Wednesday, June 11, 2008

ENCORE LA JEUNESSE POURRIE (29 avril 1955)


Le dernier film de Duvivier Marianne de ma jeunesse unit la plus grande sottise à une funeste abjection morale. L’anecdote, hideusement plagiée du Grand Meaulnes, accumule les poncifs éculés du scoutisme et du parachutisme : dans un manoir-collège de Bavière, un grand dadais en culottes courtes, M. Pierre Vaneck, qui a depuis trouvé sa vraie place au Grand-Guignol, séduit tout le monde par ses récits sur l’élevage des chevaux en Argentine, et son art franciscain d’apprivoiser les oiseaux et les biches de passage. Il est naturellement poète. Il rencontre donc dans le manoir d’en face la Femme mystérieuse-inaccessible-magique-triste sous les traits de Mlle Marianne Hold, qui a une tête à aimer Gilbert Bécaud. (D’ailleurs celui-ci, enthousiasmé par le film, vient de faire quelques couplets sur ce titre, dit-on.) Il y a naturellement des obstacles puissants et occultes à leurs amours toutes idéales, à parfum irrécusable de christianisme. Marianne est de l’autre côté d’un lac ; elle déraisonne beaucoup ; on l’enlève ; des dogues sont charmés par le poète ; on l’assomme ; le condisciple pédérastique cherche en barque le poète ; celui-ci va courir le monde pour retrouver Marianne. Ça fera peut-être un autre film.

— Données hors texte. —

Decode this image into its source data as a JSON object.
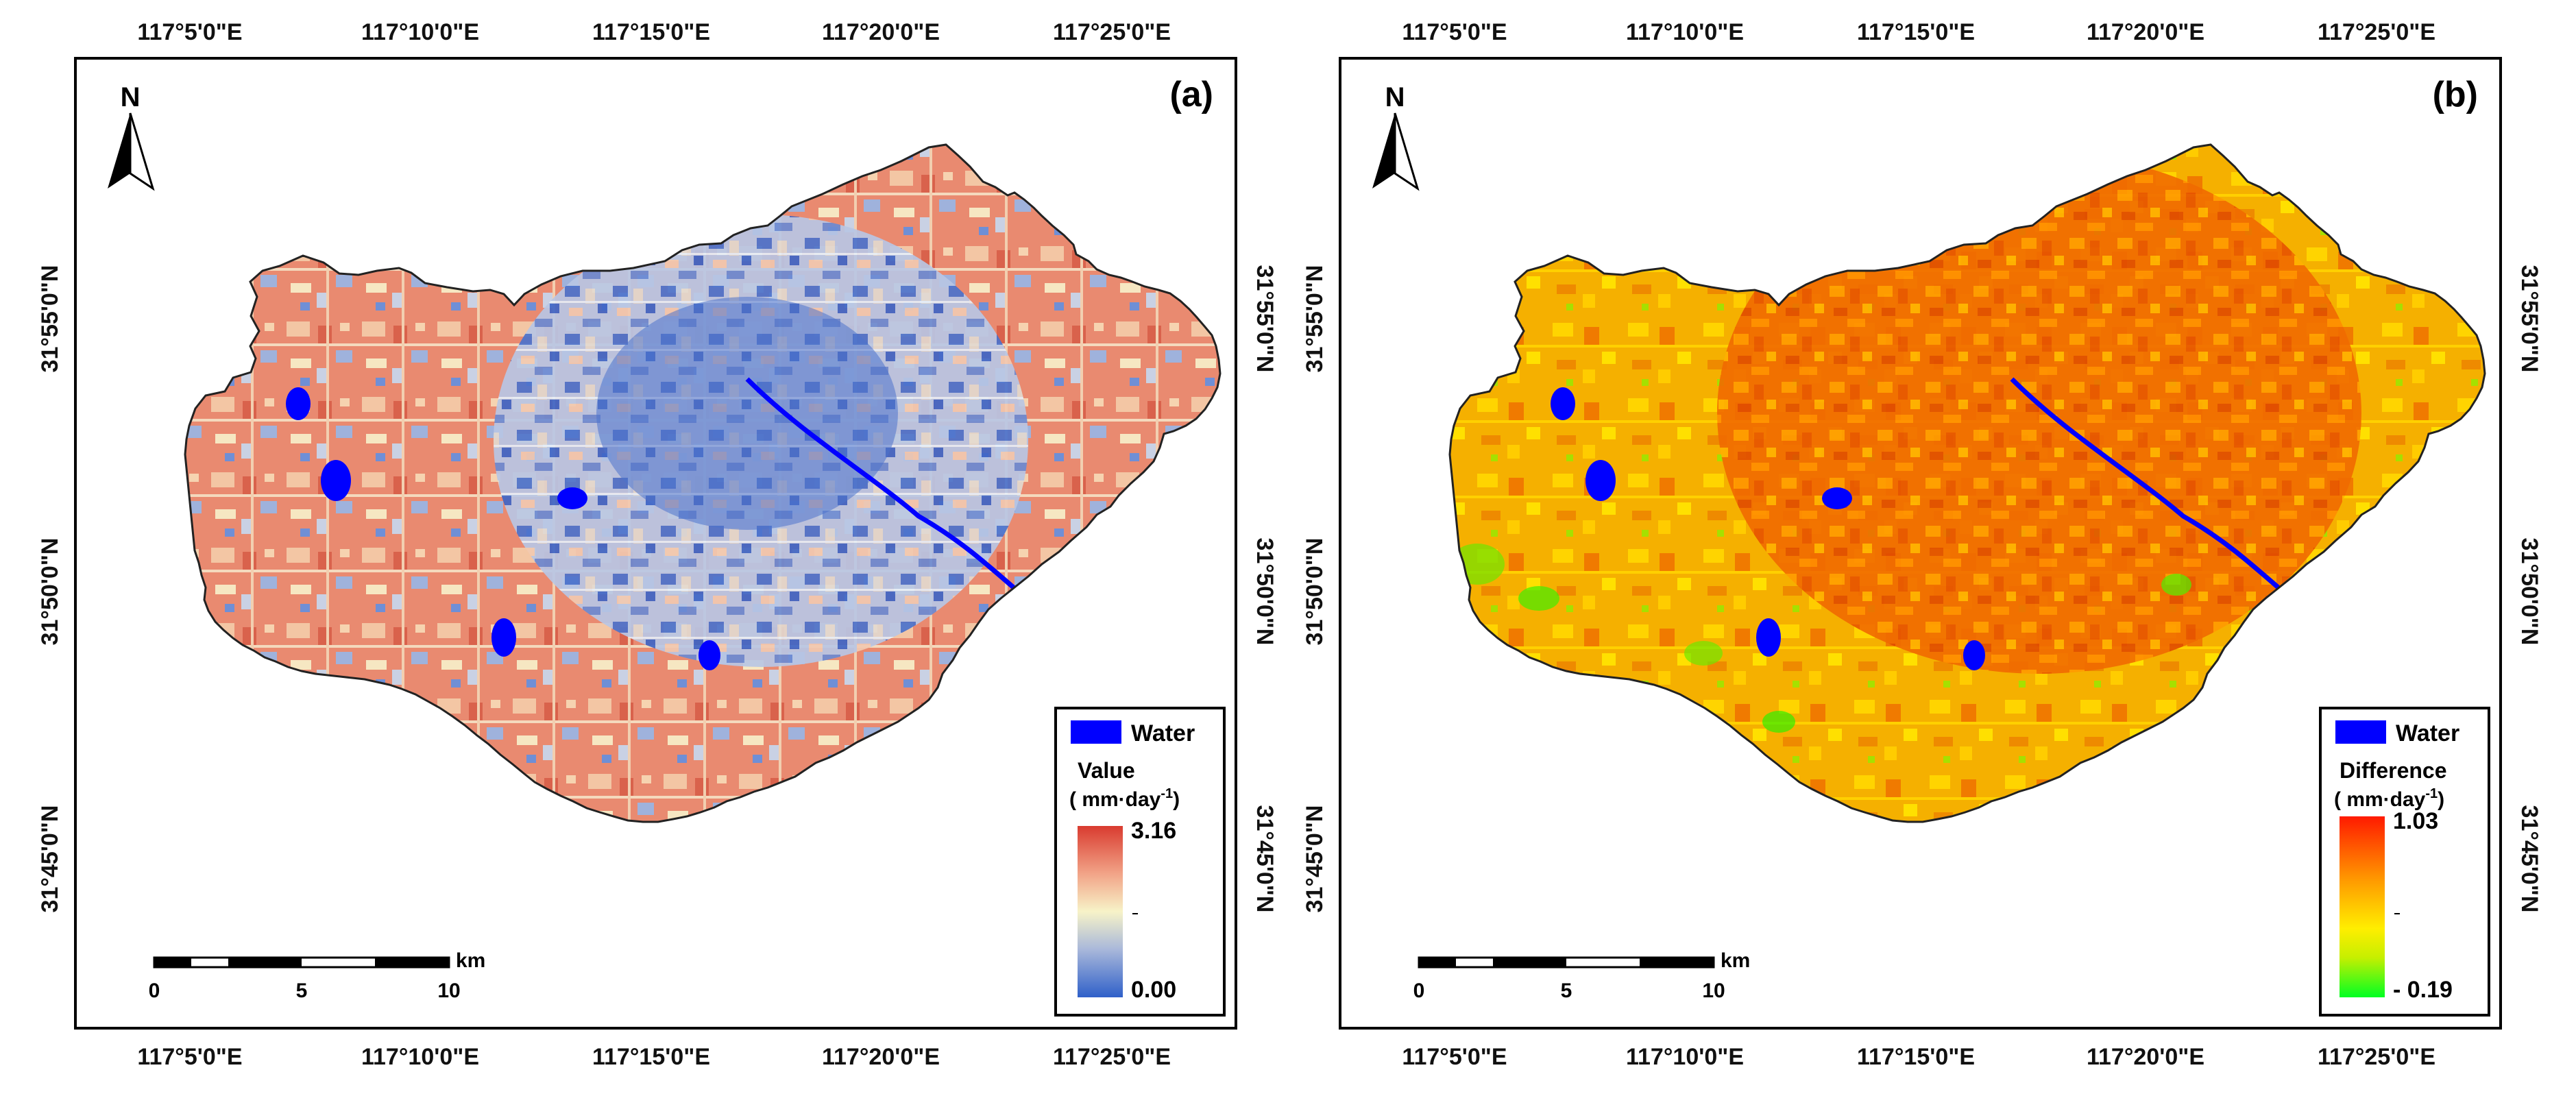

Le plus grand scandale est l’histoire d’une très jeune fille, nièce du directeur du collège, qui a eu l’imprudence de s’éprendre de l’écolier-poète. De temps à autre elle se déshabille en sa présence. Naturellement il la dédaigne, puisqu’elle est là et qu’il est amoureux de la Femme inaccessible-magique-mystérieuse-triste qui a l’avantage d’être lointaine et, au sens où l’entendent ces voyous, pure. Cette petite fille, qui mourra piétinée par une horde de biches fanatisées par le doux poète (du moins c’est l’explication apparemment la plus rationnelle), est fort bien jouée par Mlle Isabelle Pia. Il est à noter en passant que la même Isabelle Pia est tout simplement affreuse sur des photos récentes de la Nuit de Saint-Cyr, où on la voit s’afficher entre deux officiers récemment promus. Ce film, décidément, finit mal.

Et surtout Duvivier, le père des célèbres Don Camillo, n’a pas risqué à moitié la compilation des « prestiges poétiques de l’adolescence ». Il a osé mêler à son sale travail les châteaux de Louis II de Bavière, dont il a peu usé pour le tournage, mais énormément pour la publicité de son œuvre malsaine.

Ce procédé seul suffirait à justifier notre indignation, et à renforcer notre assurance que, plus tard, une censure intelligente interdira des films de cette espèce.
« Encore la jeunesse pourrie », Potlatch. Bulletin d'information du groupe français de l'Internationale lettriste, numéro 19, 29 avril1955 (Rédacteur en chef : Gil J WOLMAN, 32 rue de la Montagne-Geneviève, Paris 5e.